The simple answer is that any such attempt to rate piano sounds comparatively on more than a few rating scales is doomed to failure due to inconsistency between different people, and our inability to isolate each scale and use it independently. The complex answer:
It would be relatively easy to apply some analyses in, say, Matlab and generate various acoustic properties for each piano. However these would not be the timbral adjectives you use above, but objective qualities such as spectral centroid and its fall-off up the keyboard range, ratios of different groups of harmonic strengths, level and attack period of non-harmonic components etc. In other words, they would tell us everything and nothing about the sound from a human perspective.
If we then move to the kind of qualitative analyses you suggest above, you would quickly find that outside of a few broad categories (brightness, overall amplitude envelope, and probably one or two piano-specific timbral rating scales), most of those descriptions (and any descriptions used by accomplished pianists, piano repairers etc.) would prove either meaningless (i.e. no consistency of use) or correlate extremely highly with those three or four rating scales I mentioned earlier. And as for gaining consistency of meaning from one language to another, or even from UK English to US English, forget it.
We think that we have a vast number of different qualities we can determine about timbre.
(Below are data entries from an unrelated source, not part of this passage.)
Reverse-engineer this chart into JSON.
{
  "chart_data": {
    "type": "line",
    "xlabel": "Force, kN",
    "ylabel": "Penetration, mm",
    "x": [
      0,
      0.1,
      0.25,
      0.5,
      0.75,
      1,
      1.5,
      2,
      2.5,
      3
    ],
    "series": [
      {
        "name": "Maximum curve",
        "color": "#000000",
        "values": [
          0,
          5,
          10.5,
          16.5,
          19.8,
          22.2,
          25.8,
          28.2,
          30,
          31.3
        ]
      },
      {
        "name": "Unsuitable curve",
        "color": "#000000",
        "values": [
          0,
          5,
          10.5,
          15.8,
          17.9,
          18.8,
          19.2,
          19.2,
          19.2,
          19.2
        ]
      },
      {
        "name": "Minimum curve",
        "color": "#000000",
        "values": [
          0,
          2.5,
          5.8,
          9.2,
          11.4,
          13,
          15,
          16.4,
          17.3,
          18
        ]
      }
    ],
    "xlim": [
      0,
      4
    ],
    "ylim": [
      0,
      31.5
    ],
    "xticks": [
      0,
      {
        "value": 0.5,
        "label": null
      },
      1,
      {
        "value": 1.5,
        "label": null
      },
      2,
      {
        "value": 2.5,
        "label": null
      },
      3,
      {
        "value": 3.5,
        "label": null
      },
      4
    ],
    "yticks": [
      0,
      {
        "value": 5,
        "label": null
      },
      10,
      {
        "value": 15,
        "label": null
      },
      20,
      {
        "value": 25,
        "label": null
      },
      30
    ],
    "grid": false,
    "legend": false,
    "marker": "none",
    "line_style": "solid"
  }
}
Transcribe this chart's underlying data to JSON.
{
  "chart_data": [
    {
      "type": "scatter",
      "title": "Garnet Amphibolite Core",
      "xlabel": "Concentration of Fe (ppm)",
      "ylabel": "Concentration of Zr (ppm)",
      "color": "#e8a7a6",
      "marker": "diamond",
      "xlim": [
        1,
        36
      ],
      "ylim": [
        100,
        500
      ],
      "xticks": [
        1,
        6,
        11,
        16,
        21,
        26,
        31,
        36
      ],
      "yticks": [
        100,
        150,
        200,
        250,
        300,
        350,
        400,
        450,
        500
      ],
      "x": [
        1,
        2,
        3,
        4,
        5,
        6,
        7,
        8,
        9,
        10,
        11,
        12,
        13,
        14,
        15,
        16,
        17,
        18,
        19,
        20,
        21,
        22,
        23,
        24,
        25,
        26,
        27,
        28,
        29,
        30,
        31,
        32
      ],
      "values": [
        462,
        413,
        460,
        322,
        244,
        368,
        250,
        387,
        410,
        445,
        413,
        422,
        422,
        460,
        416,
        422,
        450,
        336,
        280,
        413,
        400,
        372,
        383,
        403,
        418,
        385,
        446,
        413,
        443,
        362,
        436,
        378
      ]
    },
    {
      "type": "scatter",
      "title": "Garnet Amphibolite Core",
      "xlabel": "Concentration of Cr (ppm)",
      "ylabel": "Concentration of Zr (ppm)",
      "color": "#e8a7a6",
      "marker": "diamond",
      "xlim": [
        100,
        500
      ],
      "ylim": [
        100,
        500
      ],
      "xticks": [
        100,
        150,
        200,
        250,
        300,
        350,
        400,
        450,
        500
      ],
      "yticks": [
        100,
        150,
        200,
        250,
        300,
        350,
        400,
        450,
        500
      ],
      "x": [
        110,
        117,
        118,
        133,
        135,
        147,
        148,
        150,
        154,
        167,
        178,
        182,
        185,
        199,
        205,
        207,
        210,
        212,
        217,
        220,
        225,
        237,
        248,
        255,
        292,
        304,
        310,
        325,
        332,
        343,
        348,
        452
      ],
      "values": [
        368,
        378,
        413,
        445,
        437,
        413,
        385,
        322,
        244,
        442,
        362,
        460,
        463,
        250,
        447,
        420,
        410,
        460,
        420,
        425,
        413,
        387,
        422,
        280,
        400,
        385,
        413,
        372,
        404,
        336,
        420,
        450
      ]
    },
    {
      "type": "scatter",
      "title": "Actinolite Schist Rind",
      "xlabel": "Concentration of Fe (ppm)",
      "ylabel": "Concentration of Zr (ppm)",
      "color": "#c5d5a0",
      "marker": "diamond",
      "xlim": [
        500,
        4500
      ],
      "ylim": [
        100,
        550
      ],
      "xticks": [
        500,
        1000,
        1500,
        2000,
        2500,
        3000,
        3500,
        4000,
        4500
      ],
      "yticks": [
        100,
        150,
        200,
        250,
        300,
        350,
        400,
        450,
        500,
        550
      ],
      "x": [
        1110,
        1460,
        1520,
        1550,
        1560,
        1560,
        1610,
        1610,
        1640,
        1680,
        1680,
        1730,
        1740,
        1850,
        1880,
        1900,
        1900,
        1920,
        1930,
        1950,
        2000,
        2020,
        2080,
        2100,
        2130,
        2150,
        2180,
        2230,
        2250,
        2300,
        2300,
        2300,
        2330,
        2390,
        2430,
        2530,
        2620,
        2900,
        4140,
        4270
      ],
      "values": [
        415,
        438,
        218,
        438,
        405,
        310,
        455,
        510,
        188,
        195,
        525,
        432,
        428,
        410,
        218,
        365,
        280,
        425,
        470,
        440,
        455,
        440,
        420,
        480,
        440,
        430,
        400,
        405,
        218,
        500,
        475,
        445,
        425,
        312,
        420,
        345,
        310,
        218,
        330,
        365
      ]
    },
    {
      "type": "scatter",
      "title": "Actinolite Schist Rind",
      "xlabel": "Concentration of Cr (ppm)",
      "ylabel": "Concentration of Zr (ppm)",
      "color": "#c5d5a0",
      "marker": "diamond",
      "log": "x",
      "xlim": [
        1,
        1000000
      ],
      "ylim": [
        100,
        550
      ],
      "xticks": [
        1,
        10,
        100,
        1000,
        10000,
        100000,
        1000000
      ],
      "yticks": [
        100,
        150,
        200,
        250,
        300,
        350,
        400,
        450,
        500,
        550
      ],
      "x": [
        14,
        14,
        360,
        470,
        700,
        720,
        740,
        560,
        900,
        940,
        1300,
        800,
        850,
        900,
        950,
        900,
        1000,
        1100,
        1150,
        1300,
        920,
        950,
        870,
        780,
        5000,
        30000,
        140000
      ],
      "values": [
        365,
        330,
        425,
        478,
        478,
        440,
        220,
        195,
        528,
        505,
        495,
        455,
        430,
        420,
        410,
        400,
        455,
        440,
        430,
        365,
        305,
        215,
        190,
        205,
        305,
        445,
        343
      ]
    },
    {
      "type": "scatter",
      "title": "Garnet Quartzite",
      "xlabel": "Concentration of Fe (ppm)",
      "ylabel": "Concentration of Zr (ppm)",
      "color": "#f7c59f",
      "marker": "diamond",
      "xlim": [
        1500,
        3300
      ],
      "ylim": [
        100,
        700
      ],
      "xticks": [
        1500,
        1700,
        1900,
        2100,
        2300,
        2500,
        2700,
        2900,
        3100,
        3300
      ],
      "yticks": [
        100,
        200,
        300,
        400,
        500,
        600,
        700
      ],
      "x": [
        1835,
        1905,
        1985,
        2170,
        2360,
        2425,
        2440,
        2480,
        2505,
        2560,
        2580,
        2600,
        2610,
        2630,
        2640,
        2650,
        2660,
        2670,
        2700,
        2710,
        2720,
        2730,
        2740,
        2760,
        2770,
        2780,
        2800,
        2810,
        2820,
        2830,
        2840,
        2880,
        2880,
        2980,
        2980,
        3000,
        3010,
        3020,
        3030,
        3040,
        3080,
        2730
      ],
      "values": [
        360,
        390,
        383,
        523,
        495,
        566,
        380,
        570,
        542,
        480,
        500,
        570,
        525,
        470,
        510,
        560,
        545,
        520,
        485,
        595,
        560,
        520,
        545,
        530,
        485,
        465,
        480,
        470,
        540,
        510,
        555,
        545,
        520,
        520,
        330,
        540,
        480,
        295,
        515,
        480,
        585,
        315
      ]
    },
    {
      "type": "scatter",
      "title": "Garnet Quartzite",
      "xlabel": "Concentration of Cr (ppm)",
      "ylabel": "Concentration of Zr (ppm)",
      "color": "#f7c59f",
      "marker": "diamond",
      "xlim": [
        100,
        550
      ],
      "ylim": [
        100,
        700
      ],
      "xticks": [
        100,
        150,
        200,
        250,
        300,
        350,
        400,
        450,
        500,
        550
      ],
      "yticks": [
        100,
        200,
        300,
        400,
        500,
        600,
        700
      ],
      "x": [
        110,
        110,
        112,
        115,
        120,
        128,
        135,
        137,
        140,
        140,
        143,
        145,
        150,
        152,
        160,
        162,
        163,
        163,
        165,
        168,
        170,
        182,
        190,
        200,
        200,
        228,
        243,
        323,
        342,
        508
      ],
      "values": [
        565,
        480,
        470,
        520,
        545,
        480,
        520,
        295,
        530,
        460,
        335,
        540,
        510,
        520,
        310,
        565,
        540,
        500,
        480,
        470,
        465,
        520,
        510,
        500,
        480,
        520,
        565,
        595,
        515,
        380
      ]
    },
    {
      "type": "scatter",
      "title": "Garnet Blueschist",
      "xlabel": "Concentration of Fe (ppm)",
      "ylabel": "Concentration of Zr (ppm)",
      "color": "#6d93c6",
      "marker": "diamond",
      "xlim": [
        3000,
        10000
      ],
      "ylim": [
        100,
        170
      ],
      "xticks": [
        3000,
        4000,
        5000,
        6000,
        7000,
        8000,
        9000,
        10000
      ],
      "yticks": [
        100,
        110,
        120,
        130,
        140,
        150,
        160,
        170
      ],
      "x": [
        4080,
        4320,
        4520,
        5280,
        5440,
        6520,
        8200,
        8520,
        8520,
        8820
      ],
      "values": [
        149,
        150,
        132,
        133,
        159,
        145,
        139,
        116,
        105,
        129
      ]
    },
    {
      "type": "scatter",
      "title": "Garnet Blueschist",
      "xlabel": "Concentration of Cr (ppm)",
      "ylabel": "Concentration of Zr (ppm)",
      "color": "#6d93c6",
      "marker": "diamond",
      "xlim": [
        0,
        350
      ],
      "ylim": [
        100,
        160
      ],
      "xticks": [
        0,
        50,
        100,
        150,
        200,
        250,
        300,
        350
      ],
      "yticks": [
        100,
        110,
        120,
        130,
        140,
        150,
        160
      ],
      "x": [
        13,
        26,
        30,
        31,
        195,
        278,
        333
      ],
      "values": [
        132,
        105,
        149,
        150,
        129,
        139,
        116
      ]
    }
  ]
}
The reality is that the differences between them are so slight, and our usage of them is collective (a simple example: a brighter sound is usually also harsher), and our interpretations are so individual, that it is impossible to create consistent, universally applied timbral rating scales in more than a handful (3-4) of dimensions in addition to the easily-agreed properties of pitch and amplitude envelope.
However if a synthesizer was to give us a number of scales (e.g. nasality, harshness, fatness, richness etc.) or indeed a simulated piano was to add such controls (brilliance, metallic, body, resonance etc.) as master controls that then mapped onto various parameters of the simulation, we would rapidly assimilate those relationships/mappings and be able to use the controls artistically.
Can you tell that I spent over twelve years in academia studying this area?